WhisperTools.whisper_translate_audio(
audio_input="audio.mp3",
model="whisper-1",
response_format="json",
)
Usage in TaskFlowAI
These audio tools can be integrated into your TaskFlowAI agents to enable them to self determine when to speak:
voice_agent = Agent(
role="Voice Assistant",
goal="Assist users through voice interaction",
attributes="Clear speaking voice, good listener, multilingual",
tools={
TextToSpeechTools.openai_text_to_speech
},
llm=OpenrouterModels.haiku
)
This voice agent can use the audio tools to respond with generated speech. The TextToSpeechTools can be used to give agents the ability to initiate speech output at their discretion.
Direct Usage
You can also use these tools in your main flow to handle audio inputs and outputs from agents and tasks:
def main():
conversation_history = []
temp_dir = tempfile.mkdtemp()
audio_file = os.path.join(temp_dir, "recorded_audio.wav")
print("Enter 'q' to quit.")
while True:
user_input = input("Press Enter to start recording (or 'q' to quit): ").lower()
if user_input == 'q':
print("Exiting...")
break
# Record user input via microphone upon 'enter'
RecordingTools.record_audio(audio_file)
# Transcribe the audio
transcription = WhisperTools.whisper_transcribe_audio(audio_file)
# Collect the text from the transcription
user_message = transcription['text'] if isinstance(transcription, dict) else transcription
# Add the user's message to the conversation history
conversation_history.append(f"User: {user_message}")
# Agent acts and responds to the user
response = respond_task(user_message, conversation_history)
conversation_history.append(f"Assistant: {response}")
print("Assistant's response:")
print(response)
# Read the agent response out loud
TextToSpeechTools.elevenlabs_text_to_speech(text=response)
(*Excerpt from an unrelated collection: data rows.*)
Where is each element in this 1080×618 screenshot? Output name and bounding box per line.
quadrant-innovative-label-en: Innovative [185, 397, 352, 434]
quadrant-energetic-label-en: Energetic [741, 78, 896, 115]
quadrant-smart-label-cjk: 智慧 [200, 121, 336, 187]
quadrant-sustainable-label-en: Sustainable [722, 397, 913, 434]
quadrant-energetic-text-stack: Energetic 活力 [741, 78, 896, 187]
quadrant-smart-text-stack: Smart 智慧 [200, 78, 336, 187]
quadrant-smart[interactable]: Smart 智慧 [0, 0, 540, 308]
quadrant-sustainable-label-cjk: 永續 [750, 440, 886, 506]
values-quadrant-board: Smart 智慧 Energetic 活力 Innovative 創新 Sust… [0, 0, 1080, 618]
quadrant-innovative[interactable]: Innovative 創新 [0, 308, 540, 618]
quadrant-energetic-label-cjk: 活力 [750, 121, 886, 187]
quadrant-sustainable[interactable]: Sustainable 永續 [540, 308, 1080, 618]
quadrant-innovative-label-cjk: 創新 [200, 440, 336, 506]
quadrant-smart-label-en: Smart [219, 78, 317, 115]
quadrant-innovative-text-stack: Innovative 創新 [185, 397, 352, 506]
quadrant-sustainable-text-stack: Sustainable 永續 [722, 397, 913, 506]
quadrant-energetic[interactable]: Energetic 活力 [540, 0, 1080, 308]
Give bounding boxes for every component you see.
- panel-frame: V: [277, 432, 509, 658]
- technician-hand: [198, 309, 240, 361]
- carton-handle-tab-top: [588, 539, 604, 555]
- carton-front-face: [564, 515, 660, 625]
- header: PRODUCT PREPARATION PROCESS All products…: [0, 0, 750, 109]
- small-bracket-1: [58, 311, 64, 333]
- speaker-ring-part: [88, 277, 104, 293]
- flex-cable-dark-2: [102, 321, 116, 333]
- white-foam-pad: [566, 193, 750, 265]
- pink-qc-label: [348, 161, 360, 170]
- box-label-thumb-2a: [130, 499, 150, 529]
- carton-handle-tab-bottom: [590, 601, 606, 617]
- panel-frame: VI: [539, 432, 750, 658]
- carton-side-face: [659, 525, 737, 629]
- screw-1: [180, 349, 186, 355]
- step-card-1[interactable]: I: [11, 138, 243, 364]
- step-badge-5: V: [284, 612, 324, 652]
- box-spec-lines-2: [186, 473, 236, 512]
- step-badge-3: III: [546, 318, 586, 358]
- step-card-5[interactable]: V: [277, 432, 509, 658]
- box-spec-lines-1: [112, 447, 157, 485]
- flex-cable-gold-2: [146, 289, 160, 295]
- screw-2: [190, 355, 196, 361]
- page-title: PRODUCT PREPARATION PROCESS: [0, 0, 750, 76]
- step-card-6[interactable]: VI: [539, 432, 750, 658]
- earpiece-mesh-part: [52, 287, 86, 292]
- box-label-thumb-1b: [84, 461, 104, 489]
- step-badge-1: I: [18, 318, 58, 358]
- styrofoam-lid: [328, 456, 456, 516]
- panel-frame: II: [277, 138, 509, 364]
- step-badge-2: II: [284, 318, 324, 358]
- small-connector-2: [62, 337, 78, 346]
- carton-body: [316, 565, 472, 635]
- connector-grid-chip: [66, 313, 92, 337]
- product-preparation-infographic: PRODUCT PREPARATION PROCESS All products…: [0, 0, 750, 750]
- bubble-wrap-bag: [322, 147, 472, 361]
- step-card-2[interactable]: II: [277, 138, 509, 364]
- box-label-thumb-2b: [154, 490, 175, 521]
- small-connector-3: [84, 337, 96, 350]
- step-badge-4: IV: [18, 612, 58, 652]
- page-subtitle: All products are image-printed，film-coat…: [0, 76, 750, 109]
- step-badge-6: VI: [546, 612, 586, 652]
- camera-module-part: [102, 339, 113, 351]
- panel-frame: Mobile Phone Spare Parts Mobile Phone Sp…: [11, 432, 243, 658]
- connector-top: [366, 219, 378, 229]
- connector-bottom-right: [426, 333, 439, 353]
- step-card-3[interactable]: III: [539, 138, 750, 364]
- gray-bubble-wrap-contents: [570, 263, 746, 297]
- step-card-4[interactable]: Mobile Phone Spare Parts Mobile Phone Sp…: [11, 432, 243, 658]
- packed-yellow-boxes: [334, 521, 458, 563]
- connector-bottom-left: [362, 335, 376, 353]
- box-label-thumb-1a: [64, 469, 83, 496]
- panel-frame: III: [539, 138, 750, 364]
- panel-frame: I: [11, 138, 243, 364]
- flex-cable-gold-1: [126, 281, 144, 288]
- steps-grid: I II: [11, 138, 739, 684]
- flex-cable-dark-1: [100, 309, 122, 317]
# Clean up the temporary directory
os.rmdir(temp_dir)
if __name__ == "__main__":
main()
Usage Notes
- To use the
TextToSpeechTools
andWhisperTools
classes, you must set the appropriate API keys in your environment variables (ELEVENLABS_API_KEY and OPENAI_API_KEY). - The
elevenlabs_text_to_speech
method requires theelevenlabs
library to be installed. If not present, it will raise an ImportError with instructions to install. - The
openai_text_to_speech
method usespygame
for audio playback. Ensure it's installed in your environment. - All methods in these classes handle API authentication internally, abstracting away the complexity of token management.
- Error handling is built into these methods, with specific exceptions raised for common issues like missing API keys or module import errors.
By incorporating these audio tools into your TaskFlowAI agents, you can get started with creating sophisticated voice-enabled applications and multi-modal AI assistants capable of processing and generating both text and speech.